Just look at the Affordable Care Act tax issues that taxpayers and tax pros alike are wrestling with for the first time this filing season.
Turning to a pro: Even if tax software can do the job of filling out our 1040s and all those associated forms, schedules and worksheets, lots of us still turn to paid preparers for help.
Admit it. Yelling at your computer is just not as satisfying as getting an explanation from a real person who shares your filing frustration.
The first step is finding the tax preparer who best fits your needs. One part of that search is the cost of such professional help.
Tax preparation costs: Exactly what are you willing to pay for paid tax filing help?
The National Society of Accountants, or NSA (Note that this acronym is for the good tax guys and gals, not the federal agency Edward Snowden hacked.), periodically surveys its members to get an idea of the average cost of preparing many types of tax returns.
The latest findings?
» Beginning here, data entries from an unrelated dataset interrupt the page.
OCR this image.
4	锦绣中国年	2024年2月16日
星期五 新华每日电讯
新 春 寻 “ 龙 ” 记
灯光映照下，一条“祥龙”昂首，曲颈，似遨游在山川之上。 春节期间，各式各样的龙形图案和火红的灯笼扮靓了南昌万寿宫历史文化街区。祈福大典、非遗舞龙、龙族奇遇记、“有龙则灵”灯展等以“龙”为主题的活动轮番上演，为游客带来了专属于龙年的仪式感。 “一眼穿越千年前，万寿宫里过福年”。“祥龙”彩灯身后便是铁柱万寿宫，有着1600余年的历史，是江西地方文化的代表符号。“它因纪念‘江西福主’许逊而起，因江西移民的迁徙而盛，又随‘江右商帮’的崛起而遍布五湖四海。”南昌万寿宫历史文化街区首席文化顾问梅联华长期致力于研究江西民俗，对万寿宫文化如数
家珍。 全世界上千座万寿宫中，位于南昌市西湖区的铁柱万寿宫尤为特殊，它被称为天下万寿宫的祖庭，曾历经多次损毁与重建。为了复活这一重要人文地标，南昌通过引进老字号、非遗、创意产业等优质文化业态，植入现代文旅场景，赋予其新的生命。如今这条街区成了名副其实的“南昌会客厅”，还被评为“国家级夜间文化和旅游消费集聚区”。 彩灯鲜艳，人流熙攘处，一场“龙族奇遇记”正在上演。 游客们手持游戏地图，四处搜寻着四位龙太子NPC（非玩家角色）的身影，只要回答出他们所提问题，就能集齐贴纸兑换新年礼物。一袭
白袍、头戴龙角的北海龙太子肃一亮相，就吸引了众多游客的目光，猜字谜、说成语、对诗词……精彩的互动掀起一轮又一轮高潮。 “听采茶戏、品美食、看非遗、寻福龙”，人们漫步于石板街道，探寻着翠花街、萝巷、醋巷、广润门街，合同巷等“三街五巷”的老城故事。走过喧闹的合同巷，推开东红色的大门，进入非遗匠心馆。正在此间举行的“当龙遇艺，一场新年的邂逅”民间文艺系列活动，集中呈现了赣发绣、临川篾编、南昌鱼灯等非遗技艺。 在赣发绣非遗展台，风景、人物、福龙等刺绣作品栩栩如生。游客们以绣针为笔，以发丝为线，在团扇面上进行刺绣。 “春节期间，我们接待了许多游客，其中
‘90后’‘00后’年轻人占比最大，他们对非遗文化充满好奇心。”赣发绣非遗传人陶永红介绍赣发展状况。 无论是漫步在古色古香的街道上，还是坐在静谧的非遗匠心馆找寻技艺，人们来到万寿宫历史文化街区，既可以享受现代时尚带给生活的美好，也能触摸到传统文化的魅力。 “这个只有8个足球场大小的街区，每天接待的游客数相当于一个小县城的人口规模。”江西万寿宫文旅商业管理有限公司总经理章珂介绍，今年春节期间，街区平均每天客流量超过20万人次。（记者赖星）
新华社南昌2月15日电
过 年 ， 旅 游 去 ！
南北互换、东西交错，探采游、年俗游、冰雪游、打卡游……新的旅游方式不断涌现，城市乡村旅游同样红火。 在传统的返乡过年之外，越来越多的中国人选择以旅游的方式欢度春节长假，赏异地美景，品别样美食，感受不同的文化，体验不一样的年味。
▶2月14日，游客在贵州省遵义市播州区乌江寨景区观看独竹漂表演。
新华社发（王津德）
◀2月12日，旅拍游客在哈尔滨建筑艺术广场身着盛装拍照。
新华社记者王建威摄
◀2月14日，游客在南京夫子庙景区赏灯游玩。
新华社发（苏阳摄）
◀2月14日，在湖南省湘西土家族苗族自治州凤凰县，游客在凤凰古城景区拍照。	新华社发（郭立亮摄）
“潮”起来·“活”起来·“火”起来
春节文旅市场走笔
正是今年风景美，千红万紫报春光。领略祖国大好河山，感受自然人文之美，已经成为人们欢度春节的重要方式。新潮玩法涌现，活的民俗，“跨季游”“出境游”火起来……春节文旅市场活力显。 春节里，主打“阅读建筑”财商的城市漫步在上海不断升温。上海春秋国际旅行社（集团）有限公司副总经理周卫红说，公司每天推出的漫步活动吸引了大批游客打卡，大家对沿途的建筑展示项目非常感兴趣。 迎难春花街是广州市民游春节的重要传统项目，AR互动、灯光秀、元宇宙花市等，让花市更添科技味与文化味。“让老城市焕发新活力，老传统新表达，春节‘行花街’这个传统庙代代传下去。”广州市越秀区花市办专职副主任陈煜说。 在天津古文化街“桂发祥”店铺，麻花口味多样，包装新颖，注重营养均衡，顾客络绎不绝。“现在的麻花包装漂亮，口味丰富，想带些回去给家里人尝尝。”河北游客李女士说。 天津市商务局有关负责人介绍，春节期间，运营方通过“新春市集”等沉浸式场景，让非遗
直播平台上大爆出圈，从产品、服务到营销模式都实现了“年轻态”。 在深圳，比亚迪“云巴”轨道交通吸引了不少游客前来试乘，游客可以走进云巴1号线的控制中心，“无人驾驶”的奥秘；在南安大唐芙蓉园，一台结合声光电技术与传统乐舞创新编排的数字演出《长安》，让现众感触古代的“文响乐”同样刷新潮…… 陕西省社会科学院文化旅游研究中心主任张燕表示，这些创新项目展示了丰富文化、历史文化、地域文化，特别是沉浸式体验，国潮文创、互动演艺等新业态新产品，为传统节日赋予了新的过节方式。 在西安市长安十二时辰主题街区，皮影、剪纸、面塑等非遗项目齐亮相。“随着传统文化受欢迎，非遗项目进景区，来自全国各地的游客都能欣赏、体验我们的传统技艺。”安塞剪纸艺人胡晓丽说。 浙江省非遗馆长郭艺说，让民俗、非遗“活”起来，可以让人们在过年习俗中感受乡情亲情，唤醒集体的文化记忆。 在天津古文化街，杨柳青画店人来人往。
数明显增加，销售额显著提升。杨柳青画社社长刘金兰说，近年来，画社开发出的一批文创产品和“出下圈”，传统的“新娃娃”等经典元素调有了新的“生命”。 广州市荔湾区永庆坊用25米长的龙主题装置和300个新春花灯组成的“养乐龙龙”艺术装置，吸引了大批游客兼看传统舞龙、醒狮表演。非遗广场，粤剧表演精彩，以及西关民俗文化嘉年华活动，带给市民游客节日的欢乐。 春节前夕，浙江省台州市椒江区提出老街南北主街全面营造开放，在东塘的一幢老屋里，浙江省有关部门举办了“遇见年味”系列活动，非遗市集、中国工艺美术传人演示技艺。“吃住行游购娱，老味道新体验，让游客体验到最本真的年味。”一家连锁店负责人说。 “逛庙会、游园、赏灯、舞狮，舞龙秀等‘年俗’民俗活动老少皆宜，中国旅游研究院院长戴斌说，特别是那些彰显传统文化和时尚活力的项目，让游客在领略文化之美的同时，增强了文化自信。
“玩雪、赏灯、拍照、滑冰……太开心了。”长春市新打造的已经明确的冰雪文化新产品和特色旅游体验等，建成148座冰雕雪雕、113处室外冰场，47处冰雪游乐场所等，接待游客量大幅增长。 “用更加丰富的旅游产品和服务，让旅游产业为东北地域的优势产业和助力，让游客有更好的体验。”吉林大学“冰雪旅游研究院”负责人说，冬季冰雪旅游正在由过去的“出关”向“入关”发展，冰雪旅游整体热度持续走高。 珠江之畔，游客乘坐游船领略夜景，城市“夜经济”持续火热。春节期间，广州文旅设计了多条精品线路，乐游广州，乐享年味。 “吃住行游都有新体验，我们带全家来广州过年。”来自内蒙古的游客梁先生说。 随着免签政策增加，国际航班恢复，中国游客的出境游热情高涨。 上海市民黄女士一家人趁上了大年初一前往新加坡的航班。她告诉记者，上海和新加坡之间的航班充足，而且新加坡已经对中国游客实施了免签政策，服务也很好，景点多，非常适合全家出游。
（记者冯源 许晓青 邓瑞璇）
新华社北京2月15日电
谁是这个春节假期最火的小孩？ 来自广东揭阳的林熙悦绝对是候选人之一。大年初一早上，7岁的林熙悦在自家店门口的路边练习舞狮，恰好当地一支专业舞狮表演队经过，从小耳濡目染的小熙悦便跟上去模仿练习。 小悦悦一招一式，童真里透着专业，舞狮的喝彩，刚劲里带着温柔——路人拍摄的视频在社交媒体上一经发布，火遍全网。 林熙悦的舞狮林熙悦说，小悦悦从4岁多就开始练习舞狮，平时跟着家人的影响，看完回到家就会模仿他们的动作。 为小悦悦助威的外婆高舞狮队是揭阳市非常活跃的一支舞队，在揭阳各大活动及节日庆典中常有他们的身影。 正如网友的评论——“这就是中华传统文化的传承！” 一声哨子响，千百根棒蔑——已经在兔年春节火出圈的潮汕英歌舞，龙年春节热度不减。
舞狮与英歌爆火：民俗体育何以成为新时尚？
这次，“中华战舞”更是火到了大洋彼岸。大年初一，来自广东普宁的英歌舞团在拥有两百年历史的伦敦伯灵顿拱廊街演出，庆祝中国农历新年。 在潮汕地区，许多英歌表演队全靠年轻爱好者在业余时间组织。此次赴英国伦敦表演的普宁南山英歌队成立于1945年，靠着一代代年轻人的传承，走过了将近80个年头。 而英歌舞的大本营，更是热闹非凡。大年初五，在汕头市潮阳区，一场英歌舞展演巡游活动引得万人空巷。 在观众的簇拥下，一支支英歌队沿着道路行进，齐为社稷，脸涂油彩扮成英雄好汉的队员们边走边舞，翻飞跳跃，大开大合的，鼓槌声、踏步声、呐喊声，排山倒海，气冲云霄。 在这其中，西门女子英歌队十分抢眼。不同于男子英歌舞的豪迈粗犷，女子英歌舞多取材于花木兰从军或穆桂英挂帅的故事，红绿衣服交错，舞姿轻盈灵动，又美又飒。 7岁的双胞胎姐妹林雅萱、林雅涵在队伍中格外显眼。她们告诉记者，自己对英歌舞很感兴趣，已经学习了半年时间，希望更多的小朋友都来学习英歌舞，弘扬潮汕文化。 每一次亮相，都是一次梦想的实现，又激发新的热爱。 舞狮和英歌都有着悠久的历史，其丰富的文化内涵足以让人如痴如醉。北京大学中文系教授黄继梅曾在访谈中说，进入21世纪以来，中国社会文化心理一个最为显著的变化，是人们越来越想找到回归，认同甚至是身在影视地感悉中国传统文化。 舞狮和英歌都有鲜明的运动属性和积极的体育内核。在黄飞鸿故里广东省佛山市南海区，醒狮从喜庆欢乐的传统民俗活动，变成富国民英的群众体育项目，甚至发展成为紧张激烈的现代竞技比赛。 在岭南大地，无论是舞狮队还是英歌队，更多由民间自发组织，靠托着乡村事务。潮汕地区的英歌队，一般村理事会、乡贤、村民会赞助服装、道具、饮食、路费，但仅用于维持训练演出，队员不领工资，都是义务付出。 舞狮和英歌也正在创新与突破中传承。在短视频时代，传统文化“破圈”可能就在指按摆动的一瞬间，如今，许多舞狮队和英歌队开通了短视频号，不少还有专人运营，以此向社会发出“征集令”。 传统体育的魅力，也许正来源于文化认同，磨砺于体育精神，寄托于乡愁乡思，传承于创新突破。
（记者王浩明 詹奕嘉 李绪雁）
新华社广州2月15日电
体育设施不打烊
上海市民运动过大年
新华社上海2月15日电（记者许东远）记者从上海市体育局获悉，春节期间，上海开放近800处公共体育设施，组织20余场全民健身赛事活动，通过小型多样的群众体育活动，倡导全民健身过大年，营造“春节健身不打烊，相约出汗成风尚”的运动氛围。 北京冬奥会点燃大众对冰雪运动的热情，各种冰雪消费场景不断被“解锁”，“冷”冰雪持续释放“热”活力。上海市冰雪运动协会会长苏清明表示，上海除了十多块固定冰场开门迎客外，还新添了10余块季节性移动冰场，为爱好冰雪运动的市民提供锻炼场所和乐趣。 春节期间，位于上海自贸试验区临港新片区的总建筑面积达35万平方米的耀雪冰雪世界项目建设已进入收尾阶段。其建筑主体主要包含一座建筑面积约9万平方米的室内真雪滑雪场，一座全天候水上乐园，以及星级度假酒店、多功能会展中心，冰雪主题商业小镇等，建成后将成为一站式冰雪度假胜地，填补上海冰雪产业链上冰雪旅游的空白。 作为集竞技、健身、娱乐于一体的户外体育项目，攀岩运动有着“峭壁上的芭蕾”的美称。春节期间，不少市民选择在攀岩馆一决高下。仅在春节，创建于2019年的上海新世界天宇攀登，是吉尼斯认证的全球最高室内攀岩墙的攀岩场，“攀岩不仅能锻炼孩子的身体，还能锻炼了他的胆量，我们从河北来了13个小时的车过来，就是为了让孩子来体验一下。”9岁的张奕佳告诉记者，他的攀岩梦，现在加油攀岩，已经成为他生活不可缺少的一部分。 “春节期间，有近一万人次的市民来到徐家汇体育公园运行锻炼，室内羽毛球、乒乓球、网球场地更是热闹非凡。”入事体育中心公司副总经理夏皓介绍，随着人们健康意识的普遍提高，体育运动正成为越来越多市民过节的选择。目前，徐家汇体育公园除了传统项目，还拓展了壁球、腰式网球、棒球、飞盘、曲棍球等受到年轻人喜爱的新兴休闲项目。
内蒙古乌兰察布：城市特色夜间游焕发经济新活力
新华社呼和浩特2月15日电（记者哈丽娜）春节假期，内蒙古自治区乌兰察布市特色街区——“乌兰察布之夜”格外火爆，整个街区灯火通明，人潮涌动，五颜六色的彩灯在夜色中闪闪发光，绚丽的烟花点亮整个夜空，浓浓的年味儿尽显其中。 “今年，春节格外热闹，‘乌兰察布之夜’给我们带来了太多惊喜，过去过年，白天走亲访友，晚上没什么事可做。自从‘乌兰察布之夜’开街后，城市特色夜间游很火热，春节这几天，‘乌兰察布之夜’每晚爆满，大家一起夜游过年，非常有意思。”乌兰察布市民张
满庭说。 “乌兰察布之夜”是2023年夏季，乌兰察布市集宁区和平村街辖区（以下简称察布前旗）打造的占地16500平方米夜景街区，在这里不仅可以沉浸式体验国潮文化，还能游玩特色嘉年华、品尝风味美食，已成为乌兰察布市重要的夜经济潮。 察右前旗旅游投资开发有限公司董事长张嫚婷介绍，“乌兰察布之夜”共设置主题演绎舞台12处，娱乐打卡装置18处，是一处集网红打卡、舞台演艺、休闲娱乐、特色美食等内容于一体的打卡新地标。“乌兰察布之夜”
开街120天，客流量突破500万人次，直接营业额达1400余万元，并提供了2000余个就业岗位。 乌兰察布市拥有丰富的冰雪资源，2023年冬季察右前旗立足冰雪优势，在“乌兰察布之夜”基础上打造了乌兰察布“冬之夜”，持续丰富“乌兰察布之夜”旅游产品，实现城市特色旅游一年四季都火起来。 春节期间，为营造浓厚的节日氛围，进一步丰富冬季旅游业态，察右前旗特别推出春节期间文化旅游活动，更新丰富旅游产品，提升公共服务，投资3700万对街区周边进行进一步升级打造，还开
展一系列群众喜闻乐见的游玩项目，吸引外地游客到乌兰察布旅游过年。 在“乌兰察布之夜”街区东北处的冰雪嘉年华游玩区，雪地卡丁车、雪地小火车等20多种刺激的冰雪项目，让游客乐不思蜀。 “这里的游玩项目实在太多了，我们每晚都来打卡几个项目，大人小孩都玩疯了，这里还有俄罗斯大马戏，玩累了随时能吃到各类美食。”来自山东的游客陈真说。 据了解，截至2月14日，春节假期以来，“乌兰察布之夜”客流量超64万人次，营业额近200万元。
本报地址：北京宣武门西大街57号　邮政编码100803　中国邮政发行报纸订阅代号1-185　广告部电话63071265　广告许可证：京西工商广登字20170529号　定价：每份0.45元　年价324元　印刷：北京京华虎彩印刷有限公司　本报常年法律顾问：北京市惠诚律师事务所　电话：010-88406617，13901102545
Taxpayers looking to hire a professional to complete their 2014 tax return can expect to pay an average of $273 for an itemized Form 1040 with Schedule A and a state tax return. That's $12 more than last year's charge.
Tax pro return on investment: I can hear the intake of breath across the Internet. But before you run out to by tax software (which is fine for lots of folks), take a minute to consider what you're getting for your money.
The surveyed NSA members represented local, Main Street tax and accounting firms with an average of more than 26 years of experience. Pay attention to that last word. Experience.
There's a lot to be said for folks who've gutted it up for a quarter century or more of Internal Revenue Code changes. They are committed. And they're there, face to face, to ask you the questions that will help complete your tax return thoroughly and correctly.
Remember, too, that the $273 is for the long Form 1040, Schedule A itemized deductions and a state tax return. Most taxpayers don't itemize. They claim the standard deduction. That average cost is $159. And you still get help in determining other tax breaks, such as the adjustments to income known as above-the-line deductions, and credits you can claim to reduce your tax bill.
And if you do itemize, the cost of tax filing help is a deductible miscellaneous expense.
Regional price differences: And note that your tax preparation price may vary pending on where you live.
The NSA analyzed fees and services by state and geographic region. As the map below shows, those paid preparer charges range from $348 in the Pacific Northwest to $198 in parts of the Midwest.
What's your price point? So, taxpayers, tell us, are you paying a tax preparer for help with your taxes this year? What is his or her fee? If you're just thinking about hiring a tax pro, what would you be willing to pay?
And tax preparers, do your fees align with the averages that NSA found? If you're much cheaper or expensive, let us know why.
Regardless of whether you're paying or collecting tax preparation fees, if you're more comfortable sharing anonymously or using a pseudonym, that's fine as long as your dollar amounts (paying or charging) are legit.